There is healthy demand among global investors for reliable and transparent indices and benchmarks to gauge sector-level and overall market performance. This demand coincides with investors seeking out cost-efficient investment strategies and shifting their asset allocations to lower-cost passive or index-based products, such as exchange-traded funds (ETFs), from actively managed funds.

In India alone, passive investment strategies have been steadily increasing, with ETF assets crossing the USD 20 billion mark as of September 2019.[1] The Indian government has played a critical role in the growth of these passive strategies. For example, the Employee’s Provident Fund Organization’s (EPFO) equity ETF allocations and the Department of Investment and Public Asset Management’s (DIPAM) ETF usage in their disinvestment program have helped lead the way for growth in the Indian market.

Globally, the growing interest in passive strategies spans different asset classes, including equities, fixed income, and commodities. In addition to the cost effectiveness, investors tend to be attracted to passive strategies because of the performance records of vehicles such as ETFs, which by design closely mirror the risk/return profiles of their respective indices and benchmarks.

For nearly two decades, S&P Dow Jones Indices has been tracking the performance of actively managed funds against their benchmarks in key markets such as India. Although the results vary, certain trends emerge over time, such as actively managed funds underperforming their benchmarks over short-and long-term periods.

In India and globally, equity-focused strategies have historically been more popular among investors. In fact, global assets in equity ETFs account for USD 4 trillion of the total passive market segment, which was just above USD 5 trillion as of September 2019.[2]

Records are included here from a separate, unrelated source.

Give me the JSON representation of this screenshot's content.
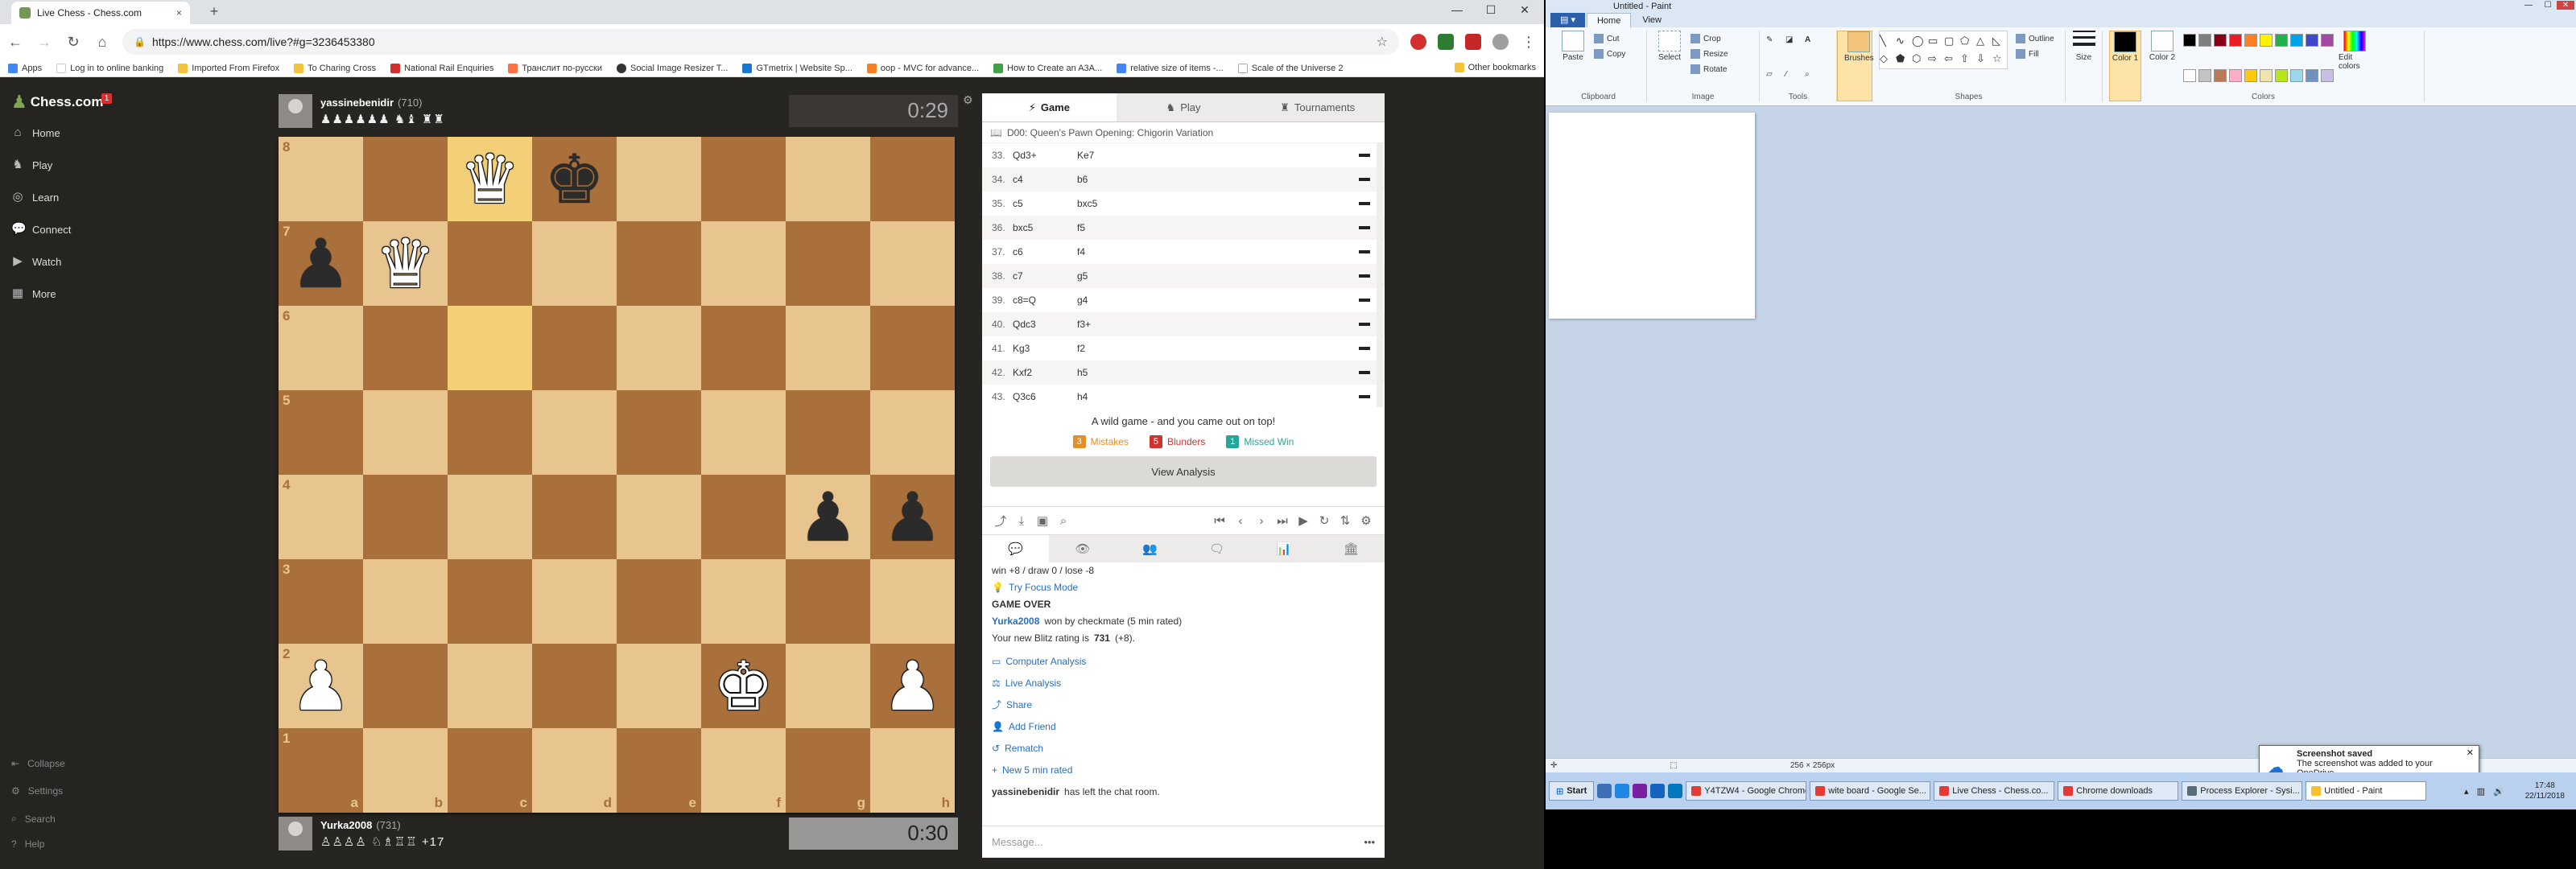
{
  "browser": {
    "tab_title": "Live Chess - Chess.com",
    "tab_close": "×",
    "new_tab": "+",
    "url": "https://www.chess.com/live?#g=3236453380",
    "bookmarks": [
      "Apps",
      "Log in to online banking",
      "Imported From Firefox",
      "To Charing Cross",
      "National Rail Enquiries",
      "Транслит по-русски",
      "Social Image Resizer T...",
      "GTmetrix | Website Sp...",
      "oop - MVC for advance...",
      "How to Create an A3A...",
      "relative size of items -...",
      "Scale of the Universe 2"
    ],
    "other_bookmarks": "Other bookmarks"
  },
  "nav": {
    "logo": "Chess.com",
    "badge": "1",
    "items": [
      "Home",
      "Play",
      "Learn",
      "Connect",
      "Watch",
      "More"
    ],
    "footer": [
      "Collapse",
      "Settings",
      "Search",
      "Help"
    ]
  },
  "game": {
    "top_player": {
      "name": "yassinebenidir",
      "rating": "(710)",
      "captured": "♟♟♟♟♟♟ ♞♝ ♜♜",
      "clock": "0:29"
    },
    "bottom_player": {
      "name": "Yurka2008",
      "rating": "(731)",
      "captured": "♙♙♙♙ ♘♗♖♖ +17",
      "clock": "0:30"
    },
    "board": [
      [
        "",
        "",
        "wQ",
        "bK",
        "",
        "",
        "",
        ""
      ],
      [
        "bP",
        "wQ",
        "",
        "",
        "",
        "",
        "",
        ""
      ],
      [
        "",
        "",
        "",
        "",
        "",
        "",
        "",
        ""
      ],
      [
        "",
        "",
        "",
        "",
        "",
        "",
        "",
        ""
      ],
      [
        "",
        "",
        "",
        "",
        "",
        "",
        "bP",
        "bP"
      ],
      [
        "",
        "",
        "",
        "",
        "",
        "",
        "",
        ""
      ],
      [
        "wP",
        "",
        "",
        "",
        "",
        "wK",
        "",
        "wP"
      ],
      [
        "",
        "",
        "",
        "",
        "",
        "",
        "",
        ""
      ]
    ],
    "highlight": [
      "c8",
      "c6"
    ],
    "ranks": [
      "8",
      "7",
      "6",
      "5",
      "4",
      "3",
      "2",
      "1"
    ],
    "files": [
      "a",
      "b",
      "c",
      "d",
      "e",
      "f",
      "g",
      "h"
    ]
  },
  "panel": {
    "tabs": [
      "Game",
      "Play",
      "Tournaments"
    ],
    "opening": "D00: Queen's Pawn Opening: Chigorin Variation",
    "moves": [
      {
        "n": "33.",
        "w": "Qd3+",
        "b": "Ke7"
      },
      {
        "n": "34.",
        "w": "c4",
        "b": "b6"
      },
      {
        "n": "35.",
        "w": "c5",
        "b": "bxc5"
      },
      {
        "n": "36.",
        "w": "bxc5",
        "b": "f5"
      },
      {
        "n": "37.",
        "w": "c6",
        "b": "f4"
      },
      {
        "n": "38.",
        "w": "c7",
        "b": "g5"
      },
      {
        "n": "39.",
        "w": "c8=Q",
        "b": "g4"
      },
      {
        "n": "40.",
        "w": "Qdc3",
        "b": "f3+"
      },
      {
        "n": "41.",
        "w": "Kg3",
        "b": "f2"
      },
      {
        "n": "42.",
        "w": "Kxf2",
        "b": "h5"
      },
      {
        "n": "43.",
        "w": "Q3c6",
        "b": "h4"
      }
    ],
    "result": "A wild game - and you came out on top!",
    "stats": [
      {
        "n": "3",
        "label": "Mistakes",
        "color": "#e58f2a"
      },
      {
        "n": "5",
        "label": "Blunders",
        "color": "#ca3431"
      },
      {
        "n": "1",
        "label": "Missed Win",
        "color": "#26a69a"
      }
    ],
    "view_analysis": "View Analysis",
    "chat": {
      "line1": "win +8 / draw 0 / lose -8",
      "focus": "Try Focus Mode",
      "game_over": "GAME OVER",
      "winner": "Yurka2008",
      "winner_text": "won by checkmate (5 min rated)",
      "rating_text": "Your new Blitz rating is",
      "rating_val": "731",
      "rating_delta": "(+8).",
      "links": [
        "Computer Analysis",
        "Live Analysis",
        "Share",
        "Add Friend",
        "Rematch",
        "New 5 min rated"
      ],
      "left_user": "yassinebenidir",
      "left_text": "has left the chat room.",
      "placeholder": "Message..."
    }
  },
  "paint": {
    "title": "Untitled - Paint",
    "file": "",
    "tabs": [
      "Home",
      "View"
    ],
    "groups": [
      "Clipboard",
      "Image",
      "Tools",
      "Shapes",
      "Colors"
    ],
    "clipboard": {
      "paste": "Paste",
      "cut": "Cut",
      "copy": "Copy"
    },
    "image": {
      "select": "Select",
      "crop": "Crop",
      "resize": "Resize",
      "rotate": "Rotate"
    },
    "brushes": "Brushes",
    "outline": "Outline",
    "fill": "Fill",
    "size": "Size",
    "color1": "Color 1",
    "color2": "Color 2",
    "edit_colors": "Edit colors",
    "palette": [
      "#000000",
      "#7f7f7f",
      "#880015",
      "#ed1c24",
      "#ff7f27",
      "#fff200",
      "#22b14c",
      "#00a2e8",
      "#3f48cc",
      "#a349a4",
      "#ffffff",
      "#c3c3c3",
      "#b97a57",
      "#ffaec9",
      "#ffc90e",
      "#efe4b0",
      "#b5e61d",
      "#99d9ea",
      "#7092be",
      "#c8bfe7"
    ],
    "status_size": "256 × 256px"
  },
  "toast": {
    "title": "Screenshot saved",
    "text": "The screenshot was added to your OneDrive."
  },
  "taskbar": {
    "start": "Start",
    "buttons": [
      "Y4TZW4 - Google Chrome",
      "wite board - Google Se...",
      "Live Chess - Chess.co...",
      "Chrome downloads",
      "Process Explorer - Sysi...",
      "Untitled - Paint"
    ],
    "time": "17:48",
    "date": "22/11/2018"
  }
}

Today, we are seeing passive strategies extend beyond equities to offer investors the tools to measure different segments of the global fixed income market. The launch of India’s first bond ETF, for instance, reflects the demand for more diversified exposures to equity and fixed income markets.

Indeed, fixed income passive strategies were one of the high points of 2019, with roughly USD 1 trillion in assets invested in credit-focused passive vehicles,[3] and many asset owners expect this number to grow in the years to come. The underlying principle that anchors fixed income passive strategies is similar to that of the more established equity-focused offerings, although instead of a basket of stocks, investors buy into a basket of fixed income securities.

As the potential risks and opportunities of fixed income investing generate more attention, so does the need for independent and reliable global indices and benchmarks that enable investors to effectively monitor the performance of different segments of the debt market in order to make informed decisions. Each credit segment, whether it be investment grade, high yield, money market, or sovereign and public finance debt, has its own unique risk/return characteristics.

Lastly, independence, transparency, and liquidity are crucial factors for fixed income passive strategies to gain momentum and build an investor base in India and globally. While we make no predictions surrounding asset growth, we believe that an ongoing commitment to investor education and awareness will be key to the increased adoption of passive fixed income strategies.

 

[1]   Etfgi.com, September 2019.

[2]  Ibid.

[3]   Ibid.

The posts on this blog are opinions, not advice. Please read our disclaimers.